Il criminologo Adolfo Ceretti illustra i contenuti del tradizionale appuntamento dedicato alla Mondialità, che si terrà il 12 febbraio in streaming

di Pino Nardi

Adolfo Ceretti
Adolfo Ceretti

«Per forza o per-dono? La complessa via della riconciliazione» è il tema del Convegno Mondialità promosso da Pastorale missionaria, Pastorale migranti e Caritas ambrosiana (vedi qui la locandina). L’appuntamento è per sabato 12 febbraio, dalle 10 alle 12.30, in diretta streaming sul canale YouTube di Caritas ambrosiana e su www.chiesadimilano.it. Porterà il saluto l’Arcivescovo, monsignor Mario Delpini. Ne parliamo con il criminologo Adolfo Ceretti, docente alla Bicocca, uno dei relatori al convegno.

In queste settimane tornano venti di guerra ai confini dell’Ue per la crisi Russia-Ucraina. Parlare di riconciliazione e perdono tra i popoli è utopia o può diventare la strada giusta per costruire la pace?
Per rispondere a una domanda così complessa e indifferibile, provo a ricorrere a un esempio. Penso, naturalmente, alla Commissione per la verità e la riconciliazione in Sudafrica, voluta da Mandela e Tutu, che operò tra il 1996 e il 2003. In estrema sintesi, la Commissione – nata in alternativa secca al modello del processo penale – ha costituito una zona di discontinuità che ha permesso ai perpetratori e alle vittime degli anni dell’apartheid (che si trovavano a vivere in una condizione di “ebollizione” emotiva) di incontrarsi al margine della violenza e di riscoprire, attraverso una giustizia dell’incontro, un senso di comune appartenenza. Fu così che i membri della Commissione hanno ascoltato le deposizioni, i racconti, le narrazioni, i ricordi, le testimonianze e le confessioni delle migliaia di persone che decisero di fornire il proprio contributo alla ricostruzione di un passato, condividendo faticosamente le loro memorie al fine di sostenere e accompagnare la nascita e il rafforzamento del nuovo Sudafrica democratico.

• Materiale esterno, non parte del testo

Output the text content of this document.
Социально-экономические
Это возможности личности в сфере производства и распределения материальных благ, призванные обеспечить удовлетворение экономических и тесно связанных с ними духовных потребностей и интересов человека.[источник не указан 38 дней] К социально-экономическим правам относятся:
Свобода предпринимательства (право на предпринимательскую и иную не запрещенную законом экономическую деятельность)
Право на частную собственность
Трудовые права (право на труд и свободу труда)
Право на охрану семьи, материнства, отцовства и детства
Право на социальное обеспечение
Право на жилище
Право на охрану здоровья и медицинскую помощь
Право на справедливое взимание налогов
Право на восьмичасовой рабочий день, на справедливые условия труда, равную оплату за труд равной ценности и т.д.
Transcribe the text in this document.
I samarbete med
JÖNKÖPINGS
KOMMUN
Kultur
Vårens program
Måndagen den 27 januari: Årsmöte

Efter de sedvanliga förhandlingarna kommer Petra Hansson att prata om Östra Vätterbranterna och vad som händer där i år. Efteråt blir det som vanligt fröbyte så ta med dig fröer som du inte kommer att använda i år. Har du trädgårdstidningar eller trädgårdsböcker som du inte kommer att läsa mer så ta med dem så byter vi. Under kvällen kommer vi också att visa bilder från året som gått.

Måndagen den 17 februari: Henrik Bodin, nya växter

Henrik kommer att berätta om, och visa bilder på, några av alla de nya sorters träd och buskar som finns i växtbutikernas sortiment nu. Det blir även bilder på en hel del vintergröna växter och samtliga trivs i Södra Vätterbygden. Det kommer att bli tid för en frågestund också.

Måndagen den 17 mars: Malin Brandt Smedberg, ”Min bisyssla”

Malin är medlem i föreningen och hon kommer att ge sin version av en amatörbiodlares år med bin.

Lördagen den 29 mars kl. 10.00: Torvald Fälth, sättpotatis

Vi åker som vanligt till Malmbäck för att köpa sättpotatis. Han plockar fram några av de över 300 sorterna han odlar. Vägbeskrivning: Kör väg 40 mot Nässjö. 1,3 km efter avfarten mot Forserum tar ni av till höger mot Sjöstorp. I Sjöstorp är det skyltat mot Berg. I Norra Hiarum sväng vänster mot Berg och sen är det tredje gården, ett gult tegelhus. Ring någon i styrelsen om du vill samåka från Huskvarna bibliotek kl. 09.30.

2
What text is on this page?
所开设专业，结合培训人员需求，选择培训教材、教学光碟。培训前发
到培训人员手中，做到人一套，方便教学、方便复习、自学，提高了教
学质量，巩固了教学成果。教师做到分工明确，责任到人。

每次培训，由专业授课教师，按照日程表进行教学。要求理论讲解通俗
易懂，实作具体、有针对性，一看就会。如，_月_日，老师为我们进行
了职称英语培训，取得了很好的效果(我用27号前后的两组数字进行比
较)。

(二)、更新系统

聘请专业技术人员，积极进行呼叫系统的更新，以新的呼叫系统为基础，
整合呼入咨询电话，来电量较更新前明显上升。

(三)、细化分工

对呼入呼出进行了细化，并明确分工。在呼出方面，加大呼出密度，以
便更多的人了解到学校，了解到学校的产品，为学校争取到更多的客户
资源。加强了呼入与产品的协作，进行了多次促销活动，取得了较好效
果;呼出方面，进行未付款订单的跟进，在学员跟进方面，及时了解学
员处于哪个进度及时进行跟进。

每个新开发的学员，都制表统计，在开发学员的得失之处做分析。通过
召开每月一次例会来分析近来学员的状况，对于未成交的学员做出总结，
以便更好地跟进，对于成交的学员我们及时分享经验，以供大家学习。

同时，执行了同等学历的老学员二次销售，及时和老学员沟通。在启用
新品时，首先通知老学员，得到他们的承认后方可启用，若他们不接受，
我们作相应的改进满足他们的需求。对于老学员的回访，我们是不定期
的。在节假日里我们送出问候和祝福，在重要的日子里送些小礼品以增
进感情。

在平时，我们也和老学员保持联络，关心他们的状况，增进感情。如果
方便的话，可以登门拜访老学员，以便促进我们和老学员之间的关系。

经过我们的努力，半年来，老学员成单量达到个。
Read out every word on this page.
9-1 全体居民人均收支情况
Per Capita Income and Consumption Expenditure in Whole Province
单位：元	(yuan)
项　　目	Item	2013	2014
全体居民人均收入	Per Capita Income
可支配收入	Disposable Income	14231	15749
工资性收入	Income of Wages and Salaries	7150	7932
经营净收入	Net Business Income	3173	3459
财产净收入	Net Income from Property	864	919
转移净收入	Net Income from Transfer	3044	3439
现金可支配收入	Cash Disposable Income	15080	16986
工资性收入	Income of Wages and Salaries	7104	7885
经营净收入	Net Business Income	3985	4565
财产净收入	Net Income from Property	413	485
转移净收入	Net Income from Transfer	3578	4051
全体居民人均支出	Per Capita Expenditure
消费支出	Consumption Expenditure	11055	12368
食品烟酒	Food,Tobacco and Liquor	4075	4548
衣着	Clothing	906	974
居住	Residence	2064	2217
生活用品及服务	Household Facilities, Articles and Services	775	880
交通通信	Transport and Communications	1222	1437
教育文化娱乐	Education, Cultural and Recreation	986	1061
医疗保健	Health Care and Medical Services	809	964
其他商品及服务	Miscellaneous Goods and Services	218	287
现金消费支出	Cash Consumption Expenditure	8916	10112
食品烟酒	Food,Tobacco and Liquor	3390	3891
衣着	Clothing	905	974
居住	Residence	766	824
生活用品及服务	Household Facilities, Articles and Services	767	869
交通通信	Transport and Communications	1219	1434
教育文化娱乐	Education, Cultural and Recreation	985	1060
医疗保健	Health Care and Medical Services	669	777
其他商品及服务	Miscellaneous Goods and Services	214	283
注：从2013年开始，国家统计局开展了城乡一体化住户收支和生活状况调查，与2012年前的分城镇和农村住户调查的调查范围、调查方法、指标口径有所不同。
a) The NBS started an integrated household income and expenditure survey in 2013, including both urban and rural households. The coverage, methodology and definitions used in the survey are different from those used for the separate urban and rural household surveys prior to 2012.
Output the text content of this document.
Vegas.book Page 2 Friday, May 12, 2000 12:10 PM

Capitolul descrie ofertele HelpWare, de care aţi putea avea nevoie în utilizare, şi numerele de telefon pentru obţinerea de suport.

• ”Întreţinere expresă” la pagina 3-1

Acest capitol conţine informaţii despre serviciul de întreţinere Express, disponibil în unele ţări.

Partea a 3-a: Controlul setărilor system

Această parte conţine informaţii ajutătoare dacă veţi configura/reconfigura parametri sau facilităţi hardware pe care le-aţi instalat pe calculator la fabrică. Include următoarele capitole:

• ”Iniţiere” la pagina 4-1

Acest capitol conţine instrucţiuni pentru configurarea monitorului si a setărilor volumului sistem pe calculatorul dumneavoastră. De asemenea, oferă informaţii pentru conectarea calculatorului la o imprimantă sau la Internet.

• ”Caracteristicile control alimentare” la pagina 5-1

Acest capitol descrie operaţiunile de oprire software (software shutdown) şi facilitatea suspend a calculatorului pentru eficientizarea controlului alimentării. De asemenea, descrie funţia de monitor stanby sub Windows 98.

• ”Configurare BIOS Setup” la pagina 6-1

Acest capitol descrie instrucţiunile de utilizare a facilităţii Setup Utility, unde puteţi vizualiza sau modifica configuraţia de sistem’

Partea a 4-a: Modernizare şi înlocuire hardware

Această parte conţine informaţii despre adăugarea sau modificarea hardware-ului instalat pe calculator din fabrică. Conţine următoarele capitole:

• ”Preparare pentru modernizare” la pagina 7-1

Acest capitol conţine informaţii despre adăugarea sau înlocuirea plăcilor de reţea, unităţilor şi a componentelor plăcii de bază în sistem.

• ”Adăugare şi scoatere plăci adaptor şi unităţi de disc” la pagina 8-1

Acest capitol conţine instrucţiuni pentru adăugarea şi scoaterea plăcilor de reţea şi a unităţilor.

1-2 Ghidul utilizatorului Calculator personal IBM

Come si è arrivati agli Accordi di pace in Colombia dopo anni di sanguinosi conflitti? Com’è attualmente la situazione in quel Paese?
Le Farc, il principale gruppo armato colombiano, combattevano per l’uguaglianza e per la giustizia sociale, per la restituzione delle terre espropriate ai campesinos, per la promozione dello studio e l’estensione del sistema sanitario pubblico gratuito. Il fatto è che le Farc consideravano legittima la violenza, politica e non, per il raggiungimento di quegli ideali. Per valutare la portata e il grado di atrocità del conflitto armato in Colombia occorre pensare che nel solo periodo compreso tra il 1958 e il 2012 sono state registrate più di 8 milioni di vittime, di cui circa 270 mila morti, 47 mila desaparecidos, 24.550 vittime di violenza sessuale e più di 7,2 milioni di sfollati. Il conflitto armato perdurò nel corso dei decenni nonostante vari tentativi di avviare trattative di pace, tutte miseramente fallite. Solo nel 2011, con una società e uno Stato ormai sfiancati da decenni di dissidi violenti, il neo presidente eletto, Juan Manuel Santos, iniziò un nuovo serio dialogo per giungere a una pacificazione, che si concretizzò nel 2015 quando lo stesso presidente e il comandante delle Farc-Ep Timochenko sottoscrissero all’Avana, dove si erano segretamente svolti i tavoli di negoziazione, l’Accordo per la pace, al quale si era giunti dopo la presa di coscienza, da parte dei guerriglieri di quella formazione, che sarebbe stato preferibile trasformarsi in forza politica pacifica, abbandonando la lotta armata e demilitarizzandosi. Oggi, in attuazione di quegli Accordi, la Commissione per la verità e la Giurisdizione per la pace lavorano – in condizioni socio-politiche molto avverse – per dare loro concretezza.

Qualche anno fa lei ha seguito il percorso di incontri tra vittime e responsabili della lotta armata in Italia. Quale lezione trae da quell’esperienza?
Che in ogni angolo del mondo tutti – donne e uomini, vittime e responsabili di fatti atroci – possono, se iniziano a desiderarlo con l’aiuto di terzi imparziali, scongelare le loro memorie e spostare il punto e l’oggetto della loro osservazione, aprendosi così a nuove prospettive nel raccontare a se stessi e agli altri l’attacco subìto al proprio corpo o inferto ai corpi altrui.